Hutchinson on Monday vetoed the legislation, calling it “a vast government overreach.”
However, the Arkansas House of Representatives voted 71 to 24 to override the veto, followed shortly thereafter by the Arkansas Senate, 25 to eight.
The bill is to become law 90 days after the end of the legislative session, which is scheduled to end on April 30.
The American Academy of Pediatrics, which represents 67,000 pediatricians, was among the medical organizations to oppose the bill, saying that it would cut young people off from needed medical care and needlessly increase their already high risk of suicide.
“Today Arkansas legislators disregarded widespread, overwhelming and bipartisan opposition to this bill, and continued their discriminatory crusade against trans youth,” said Holly Dickson, director of the Arkansas chapter of the American Civil Liberties Union, which has vowed to challenge the law in court.
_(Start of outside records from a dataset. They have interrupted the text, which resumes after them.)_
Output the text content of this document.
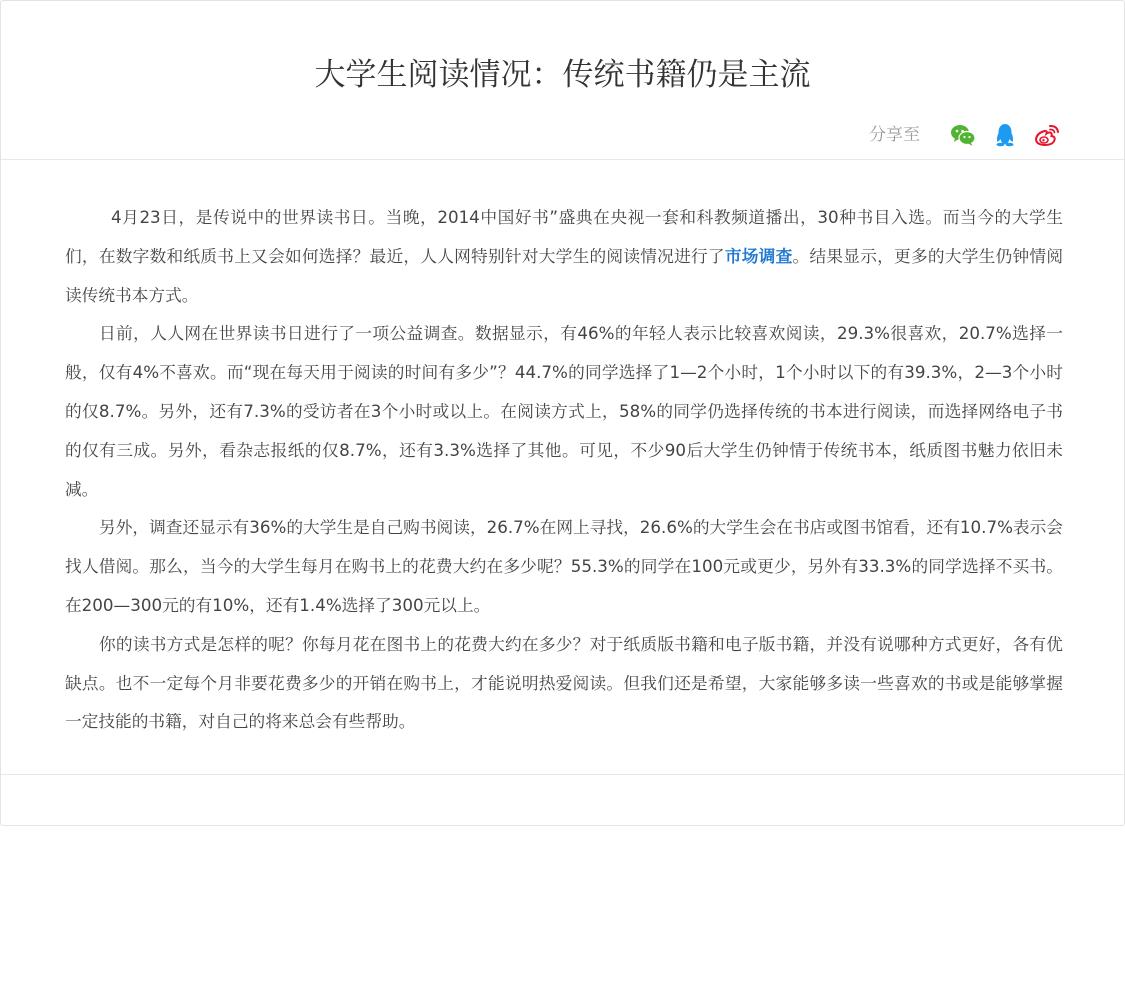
大学生阅读情况：传统书籍仍是主流
分享至

4月23日，是传说中的世界读书日。当晚，2014中国好书”盛典在央视一套和科教频道播出，30种书目入选。而当今的大学生们，在数字数和纸质书上又会如何选择？最近，人人网特别针对大学生的阅读情况进行了市场调查。结果显示，更多的大学生仍钟情阅读传统书本方式。

日前，人人网在世界读书日进行了一项公益调查。数据显示，有46%的年轻人表示比较喜欢阅读，29.3%很喜欢，20.7%选择一般，仅有4%不喜欢。而“现在每天用于阅读的时间有多少”？44.7%的同学选择了1—2个小时，1个小时以下的有39.3%，2—3个小时的仅8.7%。另外，还有7.3%的受访者在3个小时或以上。在阅读方式上，58%的同学仍选择传统的书本进行阅读，而选择网络电子书的仅有三成。另外，看杂志报纸的仅8.7%，还有3.3%选择了其他。可见，不少90后大学生仍钟情于传统书本，纸质图书魅力依旧未减。

另外，调查还显示有36%的大学生是自己购书阅读，26.7%在网上寻找，26.6%的大学生会在书店或图书馆看，还有10.7%表示会找人借阅。那么，当今的大学生每月在购书上的花费大约在多少呢？55.3%的同学在100元或更少，另外有33.3%的同学选择不买书。在200—300元的有10%，还有1.4%选择了300元以上。

你的读书方式是怎样的呢？你每月花在图书上的花费大约在多少？对于纸质版书籍和电子版书籍，并没有说哪种方式更好，各有优缺点。也不一定每个月非要花费多少的开销在购书上，才能说明热爱阅读。但我们还是希望，大家能够多读一些喜欢的书或是能够掌握一定技能的书籍，对自己的将来总会有些帮助。
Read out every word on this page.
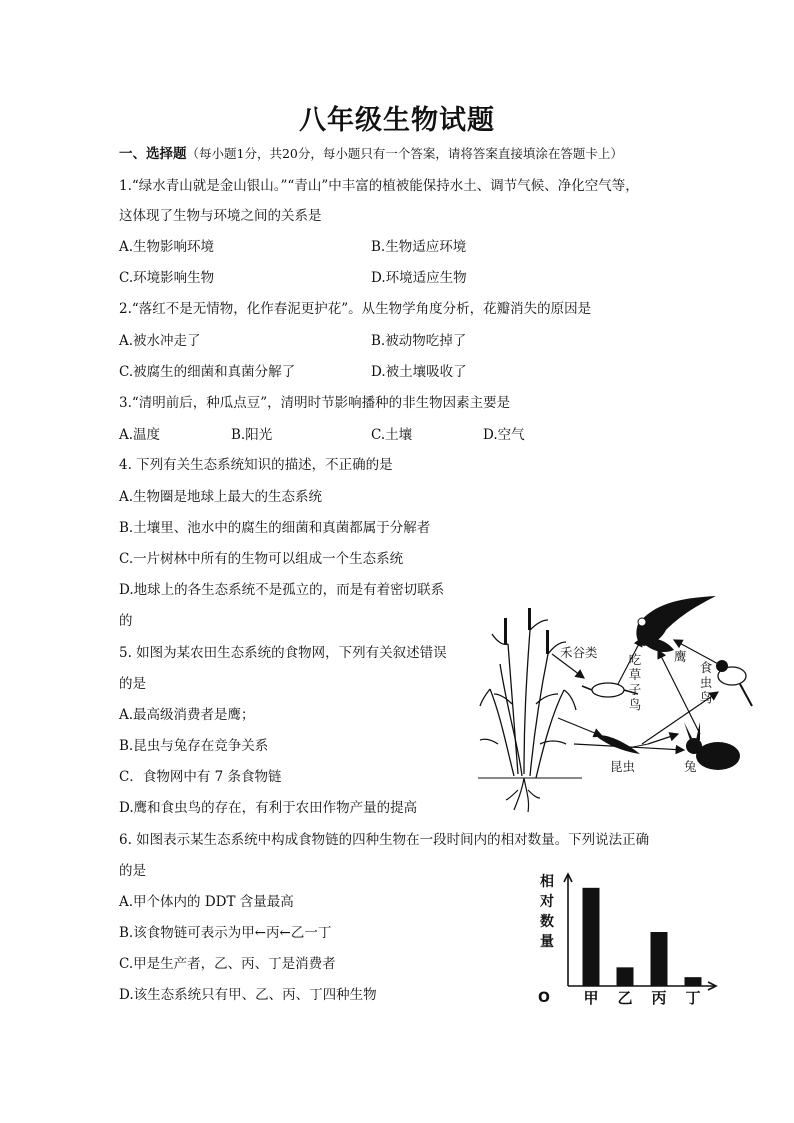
八年级生物试题
一、选择题（每小题1分，共20分，每小题只有一个答案，请将答案直接填涂在答题卡上）
1.“绿水青山就是金山银山。”“青山”中丰富的植被能保持水土、调节气候、净化空气等，
这体现了生物与环境之间的关系是
A.生物影响环境	B.生物适应环境
C.环境影响生物	D.环境适应生物
2.“落红不是无情物，化作春泥更护花”。从生物学角度分析，花瓣消失的原因是
A.被水冲走了	B.被动物吃掉了
C.被腐生的细菌和真菌分解了	D.被土壤吸收了
3.“清明前后，种瓜点豆”，清明时节影响播种的非生物因素主要是
A.温度	B.阳光	C.土壤	D.空气
4. 下列有关生态系统知识的描述，不正确的是
A.生物圈是地球上最大的生态系统
B.土壤里、池水中的腐生的细菌和真菌都属于分解者
C.一片树林中所有的生物可以组成一个生态系统
D.地球上的各生态系统不是孤立的，而是有着密切联系
的
5. 如图为某农田生态系统的食物网，下列有关叙述错误
的是
A.最高级消费者是鹰；
B.昆虫与兔存在竞争关系
C．食物网中有 7 条食物链
D.鹰和食虫鸟的存在，有利于农田作物产量的提高
6. 如图表示某生态系统中构成食物链的四种生物在一段时间内的相对数量。下列说法正确
的是
A.甲个体内的 DDT 含量最高
B.该食物链可表示为甲←丙←乙一丁
C.甲是生产者，乙、丙、丁是消费者
D.该生态系统只有甲、乙、丙、丁四种生物
禾谷类	鹰
吃
草
子
鸟
食
虫
鸟
昆虫	兔
相
对
数
量
O 甲 乙 丙 丁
Those who consistently identify as transgender can be prescribed puberty blockers.
Others graduate to cross-sex hormone therapy, a more serious commitment to transitioning.
Some opt for surgery with parental consent.
“There’s tons of solid science supporting this approach,” said Madeline Deutsch, medical director for transgender care at the University of California, San Francisco. “There’s a general consensus among professionals in this field, and in professionals in health and mental health fields in general.”
The American College of Pediatricians, representing 600 healthcare professionals, said that with time and counseling, transgender people will revert.
“We are basically being blackmailed [into providing hormone treatments] by that adolescent who’s emotionally troubled into doing something that they don’t understand,” American College of Pediatricians president Quentin van Meter said.
“A 13-year-old cannot wrap their head around the concept of building a biological family in their later years,” van Meter said, referring to the potential loss of reproductive capability from such procedures.